Woohoo and hallelujah! It’s actually not supposed to rain for a few days and the temperatures will finally hit the 70 degree mark tomorrow. I know, there’s still snow on Baldy Mountain, so while I wait for Valle Novak to tell me that it’s time to plant my annuals I’ll start doing a little yard clean up. How about you?
So, first things first, let’s make sure we all know the safe way to commence this project. Some of us may have become a little sedentary this winter and jumping into strenuous activities without preparation is not a good idea.
“An hour of gardening can reduce stress, boost bone density, and burn a whopping 300 calories. But all that bending, squatting, raking, and lifting can challenge muscles as much as any competitive sport,” an AARP Magazine said.
So before you go out in the yard, do some stretching exercises. Pay particular attention to your back, shoulders, arms and hands. There are several YouTube videos to help you, just Google “exercise before gardening.” I like the one by Anna M. Woods myself, but there are several to choose from.
Then be sure you’re dressed to protect. Wear safety goggles, ear protection, sturdy shoes and long pants when using power equipment. The CDC reminds us: “If you have to raise your voice to talk to someone who is an arm’s length away, the noise can be potentially harmful to your hearing.”
Wear gloves to lower the risk of skin issues like blisters, cuts and contamination from the soil. Although there are only around 30 new cases each year of tetanus, it is caused by a bacterium that’s found in the soil, dust and manure. You should have a booster shot every 10 years.
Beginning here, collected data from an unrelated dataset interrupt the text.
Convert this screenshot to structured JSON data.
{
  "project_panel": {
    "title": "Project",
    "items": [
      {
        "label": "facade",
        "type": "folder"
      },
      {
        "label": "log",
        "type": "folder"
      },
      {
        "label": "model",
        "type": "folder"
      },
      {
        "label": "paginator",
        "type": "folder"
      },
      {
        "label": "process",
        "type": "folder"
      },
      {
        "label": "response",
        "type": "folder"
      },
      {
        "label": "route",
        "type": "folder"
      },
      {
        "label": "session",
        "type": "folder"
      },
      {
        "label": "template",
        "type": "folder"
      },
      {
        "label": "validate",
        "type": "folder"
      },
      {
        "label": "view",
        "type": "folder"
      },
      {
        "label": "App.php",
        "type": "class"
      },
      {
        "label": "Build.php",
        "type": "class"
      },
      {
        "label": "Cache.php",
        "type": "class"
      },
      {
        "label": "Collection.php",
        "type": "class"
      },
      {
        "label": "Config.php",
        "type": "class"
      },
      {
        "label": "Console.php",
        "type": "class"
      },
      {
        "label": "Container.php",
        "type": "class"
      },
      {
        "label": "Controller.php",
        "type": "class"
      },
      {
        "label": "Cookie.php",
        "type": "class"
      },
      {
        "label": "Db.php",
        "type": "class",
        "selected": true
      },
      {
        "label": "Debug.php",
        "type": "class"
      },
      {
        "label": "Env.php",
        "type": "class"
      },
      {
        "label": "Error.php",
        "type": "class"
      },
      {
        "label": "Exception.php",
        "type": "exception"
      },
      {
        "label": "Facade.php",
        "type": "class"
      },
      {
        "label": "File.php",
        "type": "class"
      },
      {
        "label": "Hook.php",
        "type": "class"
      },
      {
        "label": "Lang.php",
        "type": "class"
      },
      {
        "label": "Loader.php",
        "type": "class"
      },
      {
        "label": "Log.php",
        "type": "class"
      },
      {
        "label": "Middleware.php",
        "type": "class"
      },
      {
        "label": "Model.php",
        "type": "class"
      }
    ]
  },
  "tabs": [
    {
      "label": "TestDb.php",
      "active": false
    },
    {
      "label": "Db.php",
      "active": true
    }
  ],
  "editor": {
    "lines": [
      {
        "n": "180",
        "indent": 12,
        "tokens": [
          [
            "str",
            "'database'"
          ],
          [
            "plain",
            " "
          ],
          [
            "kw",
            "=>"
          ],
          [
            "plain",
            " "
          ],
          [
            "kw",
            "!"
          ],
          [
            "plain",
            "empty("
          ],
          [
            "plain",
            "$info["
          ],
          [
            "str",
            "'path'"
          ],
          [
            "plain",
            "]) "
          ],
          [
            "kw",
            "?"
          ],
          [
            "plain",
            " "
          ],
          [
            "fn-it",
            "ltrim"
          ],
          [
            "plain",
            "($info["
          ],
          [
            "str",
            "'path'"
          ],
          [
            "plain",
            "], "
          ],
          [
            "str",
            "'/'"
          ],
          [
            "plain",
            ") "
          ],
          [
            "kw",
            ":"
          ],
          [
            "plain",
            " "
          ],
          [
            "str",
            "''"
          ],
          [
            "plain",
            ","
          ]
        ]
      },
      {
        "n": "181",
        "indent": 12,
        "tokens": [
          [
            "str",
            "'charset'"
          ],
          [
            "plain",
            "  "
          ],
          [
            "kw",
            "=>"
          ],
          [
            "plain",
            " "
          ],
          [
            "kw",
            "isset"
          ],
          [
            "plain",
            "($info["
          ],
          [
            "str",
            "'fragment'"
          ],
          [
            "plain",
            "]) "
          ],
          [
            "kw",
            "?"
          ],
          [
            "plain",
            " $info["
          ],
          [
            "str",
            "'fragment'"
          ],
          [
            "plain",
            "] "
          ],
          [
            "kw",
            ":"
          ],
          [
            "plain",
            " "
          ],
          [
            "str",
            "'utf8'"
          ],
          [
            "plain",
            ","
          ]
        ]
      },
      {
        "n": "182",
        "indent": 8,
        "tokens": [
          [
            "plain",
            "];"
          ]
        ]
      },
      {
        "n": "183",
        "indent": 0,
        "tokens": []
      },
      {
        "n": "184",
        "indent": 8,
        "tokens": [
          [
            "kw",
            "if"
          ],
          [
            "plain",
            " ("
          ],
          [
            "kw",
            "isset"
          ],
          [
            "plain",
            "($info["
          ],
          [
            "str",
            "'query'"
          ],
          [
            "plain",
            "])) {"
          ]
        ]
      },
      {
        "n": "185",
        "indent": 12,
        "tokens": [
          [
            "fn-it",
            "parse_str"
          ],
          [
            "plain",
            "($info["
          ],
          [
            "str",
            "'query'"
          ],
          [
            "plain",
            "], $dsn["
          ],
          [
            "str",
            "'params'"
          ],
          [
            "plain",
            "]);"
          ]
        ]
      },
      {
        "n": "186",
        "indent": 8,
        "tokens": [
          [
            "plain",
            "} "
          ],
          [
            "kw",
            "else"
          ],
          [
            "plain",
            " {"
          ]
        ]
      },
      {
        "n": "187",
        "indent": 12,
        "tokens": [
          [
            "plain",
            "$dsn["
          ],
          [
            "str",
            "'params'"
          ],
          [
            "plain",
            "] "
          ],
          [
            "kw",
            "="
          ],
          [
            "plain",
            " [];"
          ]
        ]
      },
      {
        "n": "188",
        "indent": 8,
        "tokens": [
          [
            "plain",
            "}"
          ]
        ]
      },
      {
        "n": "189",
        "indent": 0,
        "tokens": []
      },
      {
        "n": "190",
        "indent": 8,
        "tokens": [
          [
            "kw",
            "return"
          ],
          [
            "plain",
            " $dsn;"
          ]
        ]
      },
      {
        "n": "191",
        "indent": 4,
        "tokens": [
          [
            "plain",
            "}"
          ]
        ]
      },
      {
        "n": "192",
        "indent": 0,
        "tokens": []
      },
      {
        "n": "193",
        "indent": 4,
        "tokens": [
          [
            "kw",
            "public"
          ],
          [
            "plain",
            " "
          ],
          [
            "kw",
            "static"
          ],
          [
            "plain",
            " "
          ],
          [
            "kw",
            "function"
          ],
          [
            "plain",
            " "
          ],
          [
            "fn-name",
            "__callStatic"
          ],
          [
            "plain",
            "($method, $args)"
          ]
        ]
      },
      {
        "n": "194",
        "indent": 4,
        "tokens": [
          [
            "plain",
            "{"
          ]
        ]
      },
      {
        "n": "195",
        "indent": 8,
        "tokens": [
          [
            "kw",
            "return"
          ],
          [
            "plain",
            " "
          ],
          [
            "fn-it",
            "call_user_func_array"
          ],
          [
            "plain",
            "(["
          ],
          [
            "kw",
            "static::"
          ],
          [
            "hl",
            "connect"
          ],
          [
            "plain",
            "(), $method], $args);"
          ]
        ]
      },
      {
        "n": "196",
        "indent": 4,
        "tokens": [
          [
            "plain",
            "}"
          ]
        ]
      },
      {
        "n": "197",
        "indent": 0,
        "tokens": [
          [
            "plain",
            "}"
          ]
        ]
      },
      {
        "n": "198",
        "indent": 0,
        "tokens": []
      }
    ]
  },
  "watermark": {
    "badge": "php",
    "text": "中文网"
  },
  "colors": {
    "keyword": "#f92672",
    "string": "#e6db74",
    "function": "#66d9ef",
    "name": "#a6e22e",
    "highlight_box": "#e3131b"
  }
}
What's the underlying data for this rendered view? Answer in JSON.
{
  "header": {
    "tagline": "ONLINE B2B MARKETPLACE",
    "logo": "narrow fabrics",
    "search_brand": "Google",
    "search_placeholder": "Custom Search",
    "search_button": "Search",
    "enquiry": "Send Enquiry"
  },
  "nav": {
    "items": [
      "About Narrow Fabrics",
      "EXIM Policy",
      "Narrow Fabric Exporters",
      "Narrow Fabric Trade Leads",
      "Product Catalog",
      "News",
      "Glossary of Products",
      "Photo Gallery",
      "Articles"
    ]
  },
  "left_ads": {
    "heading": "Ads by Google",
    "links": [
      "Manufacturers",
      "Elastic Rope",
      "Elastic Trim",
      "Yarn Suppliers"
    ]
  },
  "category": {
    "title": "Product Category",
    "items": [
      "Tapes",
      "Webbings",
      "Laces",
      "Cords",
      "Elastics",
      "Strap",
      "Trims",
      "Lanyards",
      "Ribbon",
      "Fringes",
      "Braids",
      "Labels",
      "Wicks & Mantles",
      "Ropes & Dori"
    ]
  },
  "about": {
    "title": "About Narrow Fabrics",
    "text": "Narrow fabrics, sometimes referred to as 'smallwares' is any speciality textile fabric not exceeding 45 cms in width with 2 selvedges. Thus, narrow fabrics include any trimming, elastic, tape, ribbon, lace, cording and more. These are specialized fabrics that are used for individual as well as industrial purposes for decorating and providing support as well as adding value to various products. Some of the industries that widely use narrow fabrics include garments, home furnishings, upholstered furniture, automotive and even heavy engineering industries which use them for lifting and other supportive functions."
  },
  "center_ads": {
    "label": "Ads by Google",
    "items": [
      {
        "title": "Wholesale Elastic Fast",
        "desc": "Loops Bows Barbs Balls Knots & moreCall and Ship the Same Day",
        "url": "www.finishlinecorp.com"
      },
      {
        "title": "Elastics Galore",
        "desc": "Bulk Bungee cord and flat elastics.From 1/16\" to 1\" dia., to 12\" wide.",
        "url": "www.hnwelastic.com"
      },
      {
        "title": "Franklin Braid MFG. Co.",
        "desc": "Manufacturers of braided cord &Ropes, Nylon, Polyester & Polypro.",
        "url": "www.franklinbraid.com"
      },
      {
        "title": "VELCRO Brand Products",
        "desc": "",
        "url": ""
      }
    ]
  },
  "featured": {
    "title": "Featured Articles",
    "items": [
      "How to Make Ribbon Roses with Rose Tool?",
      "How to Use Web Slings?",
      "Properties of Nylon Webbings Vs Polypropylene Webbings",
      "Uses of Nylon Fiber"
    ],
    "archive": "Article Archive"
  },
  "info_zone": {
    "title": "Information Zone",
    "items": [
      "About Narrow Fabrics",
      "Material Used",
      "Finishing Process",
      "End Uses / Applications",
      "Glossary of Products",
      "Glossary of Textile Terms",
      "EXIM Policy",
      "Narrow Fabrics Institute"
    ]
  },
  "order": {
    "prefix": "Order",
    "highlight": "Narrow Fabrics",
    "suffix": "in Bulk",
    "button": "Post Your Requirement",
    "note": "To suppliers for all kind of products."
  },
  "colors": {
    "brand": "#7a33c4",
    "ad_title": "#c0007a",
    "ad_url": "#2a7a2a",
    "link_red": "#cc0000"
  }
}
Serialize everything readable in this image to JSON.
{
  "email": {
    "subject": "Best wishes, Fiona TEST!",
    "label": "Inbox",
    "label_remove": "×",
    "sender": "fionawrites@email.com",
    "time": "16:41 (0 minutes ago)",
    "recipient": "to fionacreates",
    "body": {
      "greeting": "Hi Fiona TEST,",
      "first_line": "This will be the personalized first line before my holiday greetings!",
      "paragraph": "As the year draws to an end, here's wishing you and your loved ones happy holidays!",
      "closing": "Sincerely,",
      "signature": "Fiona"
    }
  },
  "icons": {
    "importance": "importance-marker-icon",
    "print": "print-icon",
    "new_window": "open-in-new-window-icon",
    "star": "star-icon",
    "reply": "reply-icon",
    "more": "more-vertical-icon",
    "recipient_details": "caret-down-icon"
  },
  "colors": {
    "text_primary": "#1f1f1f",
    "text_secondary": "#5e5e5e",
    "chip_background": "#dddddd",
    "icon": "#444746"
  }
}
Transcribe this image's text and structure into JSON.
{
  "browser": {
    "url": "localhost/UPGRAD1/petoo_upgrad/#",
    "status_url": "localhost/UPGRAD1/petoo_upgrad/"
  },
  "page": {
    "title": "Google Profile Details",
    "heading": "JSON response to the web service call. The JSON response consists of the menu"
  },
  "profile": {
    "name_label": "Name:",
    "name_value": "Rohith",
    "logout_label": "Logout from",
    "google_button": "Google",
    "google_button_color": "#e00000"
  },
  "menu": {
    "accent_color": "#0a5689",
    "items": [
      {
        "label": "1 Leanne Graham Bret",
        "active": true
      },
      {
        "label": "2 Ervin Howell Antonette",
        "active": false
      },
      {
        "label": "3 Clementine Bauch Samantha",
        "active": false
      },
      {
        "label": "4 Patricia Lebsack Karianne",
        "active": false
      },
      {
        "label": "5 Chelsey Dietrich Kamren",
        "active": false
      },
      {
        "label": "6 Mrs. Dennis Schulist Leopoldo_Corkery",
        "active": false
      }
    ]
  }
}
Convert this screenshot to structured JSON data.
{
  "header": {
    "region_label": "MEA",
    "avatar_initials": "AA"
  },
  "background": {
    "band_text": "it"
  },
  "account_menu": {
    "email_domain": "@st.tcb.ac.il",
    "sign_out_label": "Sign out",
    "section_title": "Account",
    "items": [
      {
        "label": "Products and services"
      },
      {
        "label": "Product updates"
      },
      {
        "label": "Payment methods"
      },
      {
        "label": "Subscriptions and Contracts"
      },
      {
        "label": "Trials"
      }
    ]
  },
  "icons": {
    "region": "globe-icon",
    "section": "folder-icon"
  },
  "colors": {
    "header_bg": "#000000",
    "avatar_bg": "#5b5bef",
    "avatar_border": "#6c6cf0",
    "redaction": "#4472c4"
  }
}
Have you had yours lately?
Use insect repellant and sunscreen, but not the product that combines the two (they require different application times) and wear long sleeves a wide-brimmed hat and sun glasses. If there are ticks in your neighborhood put on some high rubber boots and tuck your pant legs into your socks.
The CDC says to put safety first. “Powered and unpowered tools and equipment can cause serious injury. Limit distractions, use chemicals and equipment properly, and be aware of hazards to lower your risk for injury. Read the operating manual for all power tools and be sure the equipment is working properly. Sharpen tools carefully. Follow instructions and warning labels on chemicals.”
And, by all means, keep tools and chemicals out of the reach of children and pets.
“If you’re outside in hot (or even warm) weather for most of the day you’ll need to make an effort to drink more fluids. Avoid beverages with alcohol and drinks high in sugar, and stay away from caffeinated and carbonated beverages. Have water on hand to decrease the chance of dehydration,” CDC tells us.
Eat healthy foods to help keep you energized. And, speaking of energized, be sure to take frequent breaks. Stop working if you experience breathlessness or sore muscles. Save the undone tasks for another day.
“Listen to your body,” CDC recommends. “Monitor your heart rate, level of fatigue and physical discomfort. Call 911 if you get injured, experience chest and arm pain, dizziness, lightheadedness, or heat-related illness.
“If you have arthritis, use tools that are easy to grasp and that fit your ability. If you are taking medications that may make you drowsy or impair your judgment or reaction time, don’t operate machinery, climb ladders, or do activities that may increase your risk for injury.”
If you’ve read it once, you’ve read it a hundred times but the CDC will tell you again: “Active people are less likely than inactive people to be obese or to have high blood pressure, type 2 diabetes, osteoporosis, heart disease stroke, depression, colon cancer, and premature death.”
Hopefully all those April showers are behind us, so let’s get outdoors and for the effort of some beneficial exercise we’ll have a bounty of fresh, healthy vegetables and beautiful flowers. Okay? Valle, tell me when to plant!